Consumer solid-state drives will have a break-out year in 2012 due to falling prices, which will make SSDs a primary storage option for mainstream users, Gartner said this week.
By the second half of 2012, prices of mainstream PC SSDs will reach US$1 per gigabyte, which will put them in reach of consumers, Gartner said in a report on a study which it conducted in late April. SSDs broke into the enterprise market in 2010, but high prices have kept consumers from taking them up to store data in PCs.
Thinner and lighter laptops such as MacBook Air and Dell’s Vostro V130 now come with SSDs, and more PC makers are offering them as an alternative to hard drives. SSDs are considered smaller, faster and more power-efficient than hard drives. Hewlett-Packard and Dell have measured longer battery life in new laptops with SSDs than configurations with hard drives.
As of today, an Intel 160GB X25-M Mainstream SSD is priced starting at $409 on Best Buy’s Web site, while a Kingston 64GB SSDNow is priced at around $120.

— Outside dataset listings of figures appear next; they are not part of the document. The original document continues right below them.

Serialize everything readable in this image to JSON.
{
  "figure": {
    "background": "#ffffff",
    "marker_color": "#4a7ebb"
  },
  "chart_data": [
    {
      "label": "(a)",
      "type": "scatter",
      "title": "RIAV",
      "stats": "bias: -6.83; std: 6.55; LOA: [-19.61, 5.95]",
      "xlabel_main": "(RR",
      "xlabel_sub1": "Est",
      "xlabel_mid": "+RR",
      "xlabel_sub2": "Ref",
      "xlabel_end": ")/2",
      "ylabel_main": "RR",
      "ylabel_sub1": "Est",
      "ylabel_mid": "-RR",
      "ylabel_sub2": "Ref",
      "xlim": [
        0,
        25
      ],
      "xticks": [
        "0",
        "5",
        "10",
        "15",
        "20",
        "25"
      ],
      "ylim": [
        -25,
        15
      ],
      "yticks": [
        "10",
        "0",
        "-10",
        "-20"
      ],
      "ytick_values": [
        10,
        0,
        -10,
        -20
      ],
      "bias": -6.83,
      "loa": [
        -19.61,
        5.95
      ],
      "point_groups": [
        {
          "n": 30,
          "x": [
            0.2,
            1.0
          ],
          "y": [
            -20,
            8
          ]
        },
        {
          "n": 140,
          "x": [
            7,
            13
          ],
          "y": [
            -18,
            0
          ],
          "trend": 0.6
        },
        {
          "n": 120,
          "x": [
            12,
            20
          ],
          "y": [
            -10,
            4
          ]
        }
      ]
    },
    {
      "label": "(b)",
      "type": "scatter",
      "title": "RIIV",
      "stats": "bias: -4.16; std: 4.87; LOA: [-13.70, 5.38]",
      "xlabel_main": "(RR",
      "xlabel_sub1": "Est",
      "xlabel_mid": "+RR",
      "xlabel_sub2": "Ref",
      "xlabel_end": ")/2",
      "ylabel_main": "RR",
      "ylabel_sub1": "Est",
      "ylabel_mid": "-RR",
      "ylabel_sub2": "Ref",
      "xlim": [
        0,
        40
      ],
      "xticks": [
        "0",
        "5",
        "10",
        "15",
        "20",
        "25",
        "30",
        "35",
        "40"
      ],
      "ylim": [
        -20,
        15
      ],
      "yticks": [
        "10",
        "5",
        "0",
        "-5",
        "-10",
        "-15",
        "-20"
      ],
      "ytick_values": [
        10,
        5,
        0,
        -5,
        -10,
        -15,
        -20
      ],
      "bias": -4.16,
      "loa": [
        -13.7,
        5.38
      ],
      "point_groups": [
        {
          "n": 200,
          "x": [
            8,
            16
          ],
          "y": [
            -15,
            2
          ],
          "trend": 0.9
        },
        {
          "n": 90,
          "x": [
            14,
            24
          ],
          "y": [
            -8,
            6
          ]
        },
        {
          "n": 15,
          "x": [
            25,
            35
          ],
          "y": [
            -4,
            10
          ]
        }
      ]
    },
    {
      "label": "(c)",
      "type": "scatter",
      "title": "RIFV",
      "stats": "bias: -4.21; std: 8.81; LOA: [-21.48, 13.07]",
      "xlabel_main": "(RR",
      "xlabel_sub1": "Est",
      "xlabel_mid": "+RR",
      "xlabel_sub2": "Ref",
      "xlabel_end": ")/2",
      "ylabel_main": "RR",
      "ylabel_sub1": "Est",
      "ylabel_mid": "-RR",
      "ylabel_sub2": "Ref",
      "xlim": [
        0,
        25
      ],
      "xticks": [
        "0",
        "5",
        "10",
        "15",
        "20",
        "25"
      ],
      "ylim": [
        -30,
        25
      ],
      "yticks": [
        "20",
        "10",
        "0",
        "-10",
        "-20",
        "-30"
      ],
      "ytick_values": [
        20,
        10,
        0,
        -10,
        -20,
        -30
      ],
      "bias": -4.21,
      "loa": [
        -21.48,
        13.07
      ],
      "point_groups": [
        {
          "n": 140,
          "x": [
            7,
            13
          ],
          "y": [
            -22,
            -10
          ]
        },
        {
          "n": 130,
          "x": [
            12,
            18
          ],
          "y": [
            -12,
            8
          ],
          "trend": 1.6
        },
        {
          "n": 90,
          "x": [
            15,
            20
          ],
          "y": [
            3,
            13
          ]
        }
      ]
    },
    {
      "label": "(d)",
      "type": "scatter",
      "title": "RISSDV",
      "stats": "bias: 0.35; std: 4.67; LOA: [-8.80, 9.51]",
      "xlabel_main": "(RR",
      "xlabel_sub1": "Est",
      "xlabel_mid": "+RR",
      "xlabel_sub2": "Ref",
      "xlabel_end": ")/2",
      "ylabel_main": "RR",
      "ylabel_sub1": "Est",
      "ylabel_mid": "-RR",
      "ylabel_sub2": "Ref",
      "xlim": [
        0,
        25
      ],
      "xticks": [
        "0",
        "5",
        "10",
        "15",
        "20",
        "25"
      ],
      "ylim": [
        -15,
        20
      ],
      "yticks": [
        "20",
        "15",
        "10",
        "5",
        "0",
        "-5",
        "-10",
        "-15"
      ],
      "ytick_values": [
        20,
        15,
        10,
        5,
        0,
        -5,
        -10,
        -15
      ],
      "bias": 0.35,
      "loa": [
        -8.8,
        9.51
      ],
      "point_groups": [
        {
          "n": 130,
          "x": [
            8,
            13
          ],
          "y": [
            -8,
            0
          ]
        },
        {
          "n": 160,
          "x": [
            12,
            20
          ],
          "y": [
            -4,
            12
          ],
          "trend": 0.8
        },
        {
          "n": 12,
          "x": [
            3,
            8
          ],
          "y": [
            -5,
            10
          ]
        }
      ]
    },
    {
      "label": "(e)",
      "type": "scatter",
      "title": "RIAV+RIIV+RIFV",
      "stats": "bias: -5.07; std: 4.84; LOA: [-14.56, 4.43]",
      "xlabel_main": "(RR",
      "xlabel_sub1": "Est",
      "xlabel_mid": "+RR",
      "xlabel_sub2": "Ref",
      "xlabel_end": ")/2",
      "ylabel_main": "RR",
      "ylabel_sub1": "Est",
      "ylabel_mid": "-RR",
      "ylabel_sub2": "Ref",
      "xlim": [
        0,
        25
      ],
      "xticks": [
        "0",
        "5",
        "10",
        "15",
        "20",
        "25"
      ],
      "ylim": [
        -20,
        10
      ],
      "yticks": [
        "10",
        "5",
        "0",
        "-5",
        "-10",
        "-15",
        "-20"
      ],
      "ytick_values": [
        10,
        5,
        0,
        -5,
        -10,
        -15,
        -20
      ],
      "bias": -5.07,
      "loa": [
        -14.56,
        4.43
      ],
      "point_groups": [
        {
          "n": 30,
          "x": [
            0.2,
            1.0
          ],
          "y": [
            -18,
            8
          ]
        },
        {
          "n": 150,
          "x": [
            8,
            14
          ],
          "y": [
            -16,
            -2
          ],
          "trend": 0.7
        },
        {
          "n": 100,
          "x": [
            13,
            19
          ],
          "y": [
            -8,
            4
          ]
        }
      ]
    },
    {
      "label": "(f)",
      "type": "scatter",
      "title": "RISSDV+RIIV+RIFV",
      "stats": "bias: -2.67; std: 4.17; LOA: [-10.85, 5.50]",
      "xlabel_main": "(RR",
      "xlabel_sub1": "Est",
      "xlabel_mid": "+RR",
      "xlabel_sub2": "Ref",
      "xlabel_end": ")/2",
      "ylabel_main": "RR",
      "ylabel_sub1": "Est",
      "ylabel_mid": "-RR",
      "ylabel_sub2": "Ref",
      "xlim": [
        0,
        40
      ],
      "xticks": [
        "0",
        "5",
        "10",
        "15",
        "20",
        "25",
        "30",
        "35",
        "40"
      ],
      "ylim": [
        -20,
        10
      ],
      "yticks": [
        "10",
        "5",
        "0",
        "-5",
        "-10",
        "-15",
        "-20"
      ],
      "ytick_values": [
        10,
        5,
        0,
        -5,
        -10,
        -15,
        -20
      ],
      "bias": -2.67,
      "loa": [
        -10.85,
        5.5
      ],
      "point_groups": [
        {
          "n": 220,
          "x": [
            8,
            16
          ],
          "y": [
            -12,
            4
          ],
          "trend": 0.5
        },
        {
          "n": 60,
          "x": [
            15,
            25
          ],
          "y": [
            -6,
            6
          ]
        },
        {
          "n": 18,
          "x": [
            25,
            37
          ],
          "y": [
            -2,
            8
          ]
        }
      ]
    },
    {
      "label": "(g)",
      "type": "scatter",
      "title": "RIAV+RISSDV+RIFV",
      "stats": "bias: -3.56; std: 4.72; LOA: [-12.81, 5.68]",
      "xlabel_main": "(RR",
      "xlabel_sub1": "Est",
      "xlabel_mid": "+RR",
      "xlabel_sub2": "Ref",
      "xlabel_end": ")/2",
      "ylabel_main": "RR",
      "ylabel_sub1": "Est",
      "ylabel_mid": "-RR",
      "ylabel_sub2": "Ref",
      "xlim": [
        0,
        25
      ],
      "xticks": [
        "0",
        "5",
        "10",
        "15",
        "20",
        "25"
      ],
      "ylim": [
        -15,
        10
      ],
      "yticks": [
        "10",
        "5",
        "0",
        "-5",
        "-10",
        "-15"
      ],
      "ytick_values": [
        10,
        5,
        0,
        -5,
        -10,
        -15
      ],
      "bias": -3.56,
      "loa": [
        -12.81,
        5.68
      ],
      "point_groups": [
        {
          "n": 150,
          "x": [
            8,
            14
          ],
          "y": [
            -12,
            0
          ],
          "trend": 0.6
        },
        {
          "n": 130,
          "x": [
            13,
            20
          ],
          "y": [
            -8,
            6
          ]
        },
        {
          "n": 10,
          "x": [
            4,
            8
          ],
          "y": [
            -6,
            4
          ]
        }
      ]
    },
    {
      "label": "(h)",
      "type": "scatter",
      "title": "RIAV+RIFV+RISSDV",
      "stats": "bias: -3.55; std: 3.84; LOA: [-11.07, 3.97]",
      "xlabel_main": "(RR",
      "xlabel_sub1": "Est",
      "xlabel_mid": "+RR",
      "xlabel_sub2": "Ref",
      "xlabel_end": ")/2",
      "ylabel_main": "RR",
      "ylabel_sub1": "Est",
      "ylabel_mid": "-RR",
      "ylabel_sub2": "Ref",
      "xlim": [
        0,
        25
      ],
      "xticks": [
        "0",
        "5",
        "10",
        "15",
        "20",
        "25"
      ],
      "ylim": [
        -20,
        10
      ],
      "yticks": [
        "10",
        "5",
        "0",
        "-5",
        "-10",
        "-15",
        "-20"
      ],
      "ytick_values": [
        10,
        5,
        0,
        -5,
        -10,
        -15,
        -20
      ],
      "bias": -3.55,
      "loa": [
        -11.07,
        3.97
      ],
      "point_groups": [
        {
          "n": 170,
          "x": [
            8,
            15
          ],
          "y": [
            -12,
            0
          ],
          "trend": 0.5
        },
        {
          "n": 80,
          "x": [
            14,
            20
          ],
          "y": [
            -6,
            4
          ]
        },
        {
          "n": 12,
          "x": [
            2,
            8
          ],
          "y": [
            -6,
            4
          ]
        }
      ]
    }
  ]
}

Prices for SSDs, a type of NAND flash memory, will decline as consumers demand more storage capacity on devices, Gartner said. The average selling price of NAND flash is expected to decline by 30 percent this year, and by another 36 percent from 2011 to 2012.
Prices are also expected to fall as manufacturers add capacity to meet the increasing demand for NAND flash, Gartner said. NAND flash demand has spiked due to a growing interest in devices like tablets.

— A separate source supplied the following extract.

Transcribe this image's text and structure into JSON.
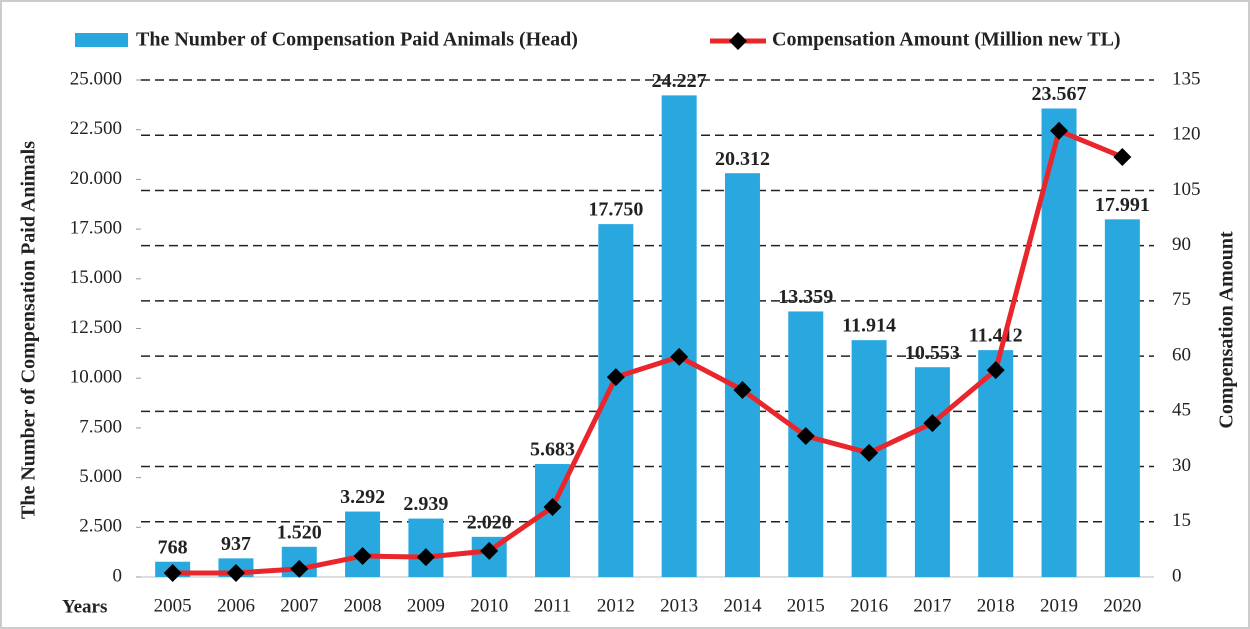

SSDs this year stored a relatively small portion of the data stashed in NAND flash compared to flash cards and USB drives, which represented 38 percent of the NAND bit consumption, Gartner said. By comparison, SSDs represented 7.9 percent of bit consumption in 2010, with the bulk coming in the mainstream market. By 2012, the bit consumption for SSDs is expected to grow to 15.9 percent, Gartner said.

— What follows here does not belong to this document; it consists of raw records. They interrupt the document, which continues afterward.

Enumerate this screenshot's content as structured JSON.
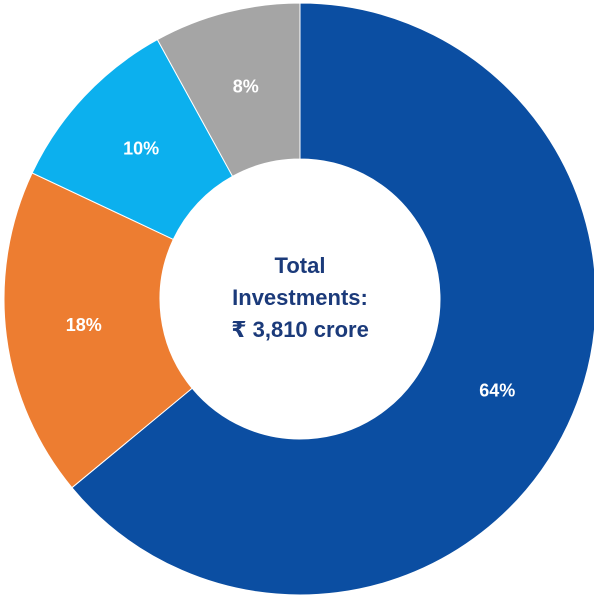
{
  "chart_data": {
    "type": "donut",
    "values": [
      64,
      18,
      10,
      8
    ],
    "value_labels": [
      "64%",
      "18%",
      "10%",
      "8%"
    ],
    "colors": [
      "#0b4ea2",
      "#ed7d31",
      "#0cb0ee",
      "#a5a5a5"
    ],
    "center_text": [
      "Total",
      "Investments:",
      "₹ 3,810 crore"
    ]
  }
}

By 2012, solid-state drives will continue to absorb a larger portion of the manufacturing capacity in factories, Gartner said in a research note issued this week.
The global recession slowed down the NAND flash market in 2008, when manufacturers were forced to reduce utilization rates in the wake of slow demand for products. But recovery started in late 2009 as demand for products such as PCs and consumer electronics stabilized, which led to growth in demand for NAND flash products.